ノロウイルス二次感染を防ぐ! 『嘔吐』時の正しい消毒と対応法【医師監修】

二次感染の予防は、家族や周囲の方を守るだけでなく、社会全体での感染拡大を抑えることにもつながります。家族や同僚が突然嘔吐した場合は、感染者をできるだけ隔離し、使い捨ての手袋とマスクを着用して嘔吐物を適切に処理することが重要です。日常生活では、帰宅時や食事前、トイレの後など手洗いのタイミングを習慣化し、石鹸と流水で30秒以上丁寧に洗いましょう。共用部分の定期的な清掃も予防に役立ちます。

監修医師:
中路 幸之助(医療法人愛晋会中江病院内視鏡治療センター)
二次感染を予防する具体的な方法
二次感染の予防は、家族や周囲の方を守るだけでなく、社会全体での感染拡大を抑えることにもつながります。日常生活で実践できる具体的な対策を身につけましょう。
感染者が出た場合の初期対応
家族や同僚が突然嘔吐した場合、すぐに適切な対応をとることが感染拡大を防ぐ鍵となります。まず、感染者をできるだけ隔離し、個室で休ませることが理想的です。トイレも可能であれば専用のものを使用してもらい、難しい場合は使用後の消毒を徹底します。
嘔吐物の処理をする方は、使い捨ての手袋とマスクを必ず着用してください。可能であれば使い捨てのエプロンやガウンも着用すると、より安全です。処理の際は窓を開けて換気を行い、ウイルスが室内に滞留しないようにします。適切な防護具の着用は、処理者自身の感染リスクを大幅に減らします。
感染者の食事は使い捨ての食器を使うか、専用の食器を決めて他の家族のものと分けて洗浄します。洗濯物も別にして、次亜塩素酸ナトリウムなどで消毒してから洗濯機で洗うのが理想です。

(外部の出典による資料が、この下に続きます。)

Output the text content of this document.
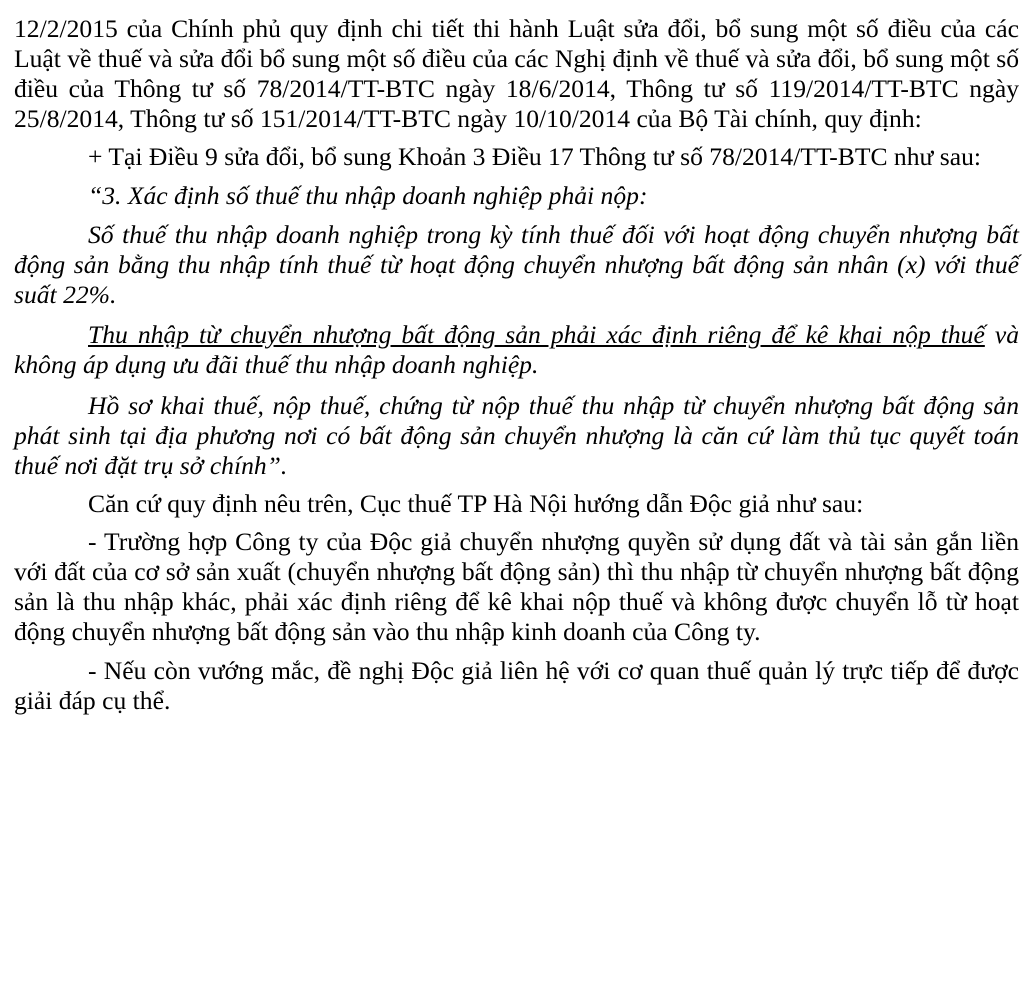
12/2/2015 của Chính phủ quy định chi tiết thi hành Luật sửa đổi, bổ sung một số điều của các Luật về thuế và sửa đổi bổ sung một số điều của các Nghị định về thuế và sửa đổi, bổ sung một số điều của Thông tư số 78/2014/TT-BTC ngày 18/6/2014, Thông tư số 119/2014/TT-BTC ngày 25/8/2014, Thông tư số 151/2014/TT-BTC ngày 10/10/2014 của Bộ Tài chính, quy định:

+ Tại Điều 9 sửa đổi, bổ sung Khoản 3 Điều 17 Thông tư số 78/2014/TT-BTC như sau:

“3. Xác định số thuế thu nhập doanh nghiệp phải nộp:

Số thuế thu nhập doanh nghiệp trong kỳ tính thuế đối với hoạt động chuyển nhượng bất động sản bằng thu nhập tính thuế từ hoạt động chuyển nhượng bất động sản nhân (x) với thuế suất 22%.

Thu nhập từ chuyển nhượng bất động sản phải xác định riêng để kê khai nộp thuế và không áp dụng ưu đãi thuế thu nhập doanh nghiệp.

Hồ sơ khai thuế, nộp thuế, chứng từ nộp thuế thu nhập từ chuyển nhượng bất động sản phát sinh tại địa phương nơi có bất động sản chuyển nhượng là căn cứ làm thủ tục quyết toán thuế nơi đặt trụ sở chính”.

Căn cứ quy định nêu trên, Cục thuế TP Hà Nội hướng dẫn Độc giả như sau:

- Trường hợp Công ty của Độc giả chuyển nhượng quyền sử dụng đất và tài sản gắn liền với đất của cơ sở sản xuất (chuyển nhượng bất động sản) thì thu nhập từ chuyển nhượng bất động sản là thu nhập khác, phải xác định riêng để kê khai nộp thuế và không được chuyển lỗ từ hoạt động chuyển nhượng bất động sản vào thu nhập kinh doanh của Công ty.

- Nếu còn vướng mắc, đề nghị Độc giả liên hệ với cơ quan thuế quản lý trực tiếp để được giải đáp cụ thể.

このような隔離措置は、感染者にとっては寂しく感じられるかもしれませんが、症状が落ち着くまでの数日間の辛抱です。
日常生活での予防習慣の確立
ノロウイルスの流行期である冬季は、日頃から予防を意識した生活習慣を確立することが大切です。効果的な予防法は、こまめな手洗いです。帰宅時、食事前、トイレの後、調理前など、手洗いのタイミングを習慣化しましょう。

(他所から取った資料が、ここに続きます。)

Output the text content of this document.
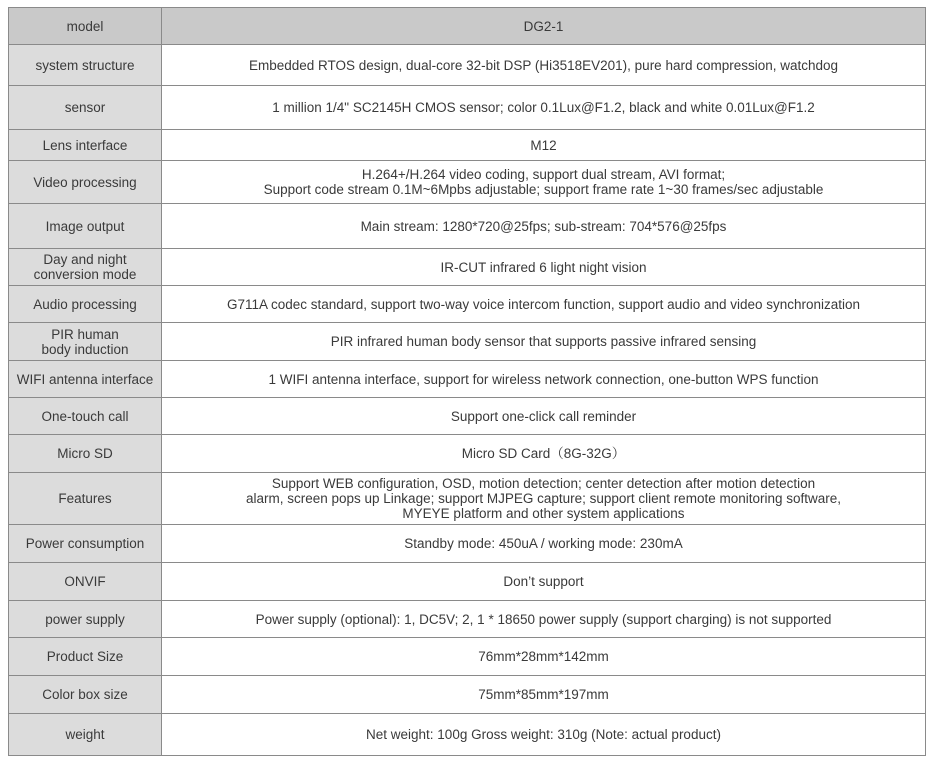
model	DG2-1

system structure	Embedded RTOS design, dual-core 32-bit DSP (Hi3518EV201), pure hard compression, watchdog

sensor	1 million 1/4" SC2145H CMOS sensor; color 0.1Lux@F1.2, black and white 0.01Lux@F1.2

Lens interface	M12

Video processing	H.264+/H.264 video coding, support dual stream, AVI format;
Support code stream 0.1M~6Mpbs adjustable; support frame rate 1~30 frames/sec adjustable

Image output	Main stream: 1280*720@25fps; sub-stream: 704*576@25fps

Day and night
conversion mode	IR-CUT infrared 6 light night vision

Audio processing	G711A codec standard, support two-way voice intercom function, support audio and video synchronization

PIR human
body induction	PIR infrared human body sensor that supports passive infrared sensing

WIFI antenna interface	1 WIFI antenna interface, support for wireless network connection, one-button WPS function

One-touch call	Support one-click call reminder

Micro SD	Micro SD Card（8G-32G）

Features	Support WEB configuration, OSD, motion detection; center detection after motion detection
alarm, screen pops up Linkage; support MJPEG capture; support client remote monitoring software,
MYEYE platform and other system applications

Power consumption	Standby mode: 450uA / working mode: 230mA

ONVIF	Don’t support

power supply	Power supply (optional): 1, DC5V; 2, 1 * 18650 power supply (support charging) is not supported

Product Size	76mm*28mm*142mm

Color box size	75mm*85mm*197mm

weight	Net weight: 100g Gross weight: 310g (Note: actual product)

手洗いの方法にもポイントがあります。流水で手を濡らしてから石鹸をつけ、手のひら、手の甲、指の間、爪の先、親指の付け根、手首まで丁寧に洗います。30秒以上、理想的には1分程度かけて洗い、流水でしっかりすすぎます。アルコール消毒液はノロウイルスには効果が限定的なので、手洗いが基本です。石鹸と流水による手洗いが、もっとも効果的な予防策となります。
共用部分の定期的な清掃も予防に役立ちます。ドアノブ、手すり、スイッチ、リモコンなど、多くの方が触れる場所は、1日1回程度消毒液で拭くとよいでしょう。食品の取り扱いでは、十分な加熱と交差汚染の防止を心がけ、調理器具の衛生管理を徹底します。
まとめ
ノロウイルス感染症は、突然の嘔吐と下痢を主症状とする感染性胃腸炎で、24時間から48時間の潜伏期間を経て発症します。二枚貝を介した食品感染と、人から人への二次感染という二つの経路で広がりやすく、特に冬季に流行します。初期症状を早期に認識し、適切な水分補給と安静を保つことが回復への第一歩です。
ノロウイルスの予防には、手洗いの徹底、食品の十分な加熱、調理器具の衛生管理が基本となります。生の二枚貝を食べる際はリスクを理解し、体調や免疫状態を考慮した判断が必要です。感染力が強いウイルスですが、正しい知識と予防対策で、ご自身と大切な方々を守ることができます。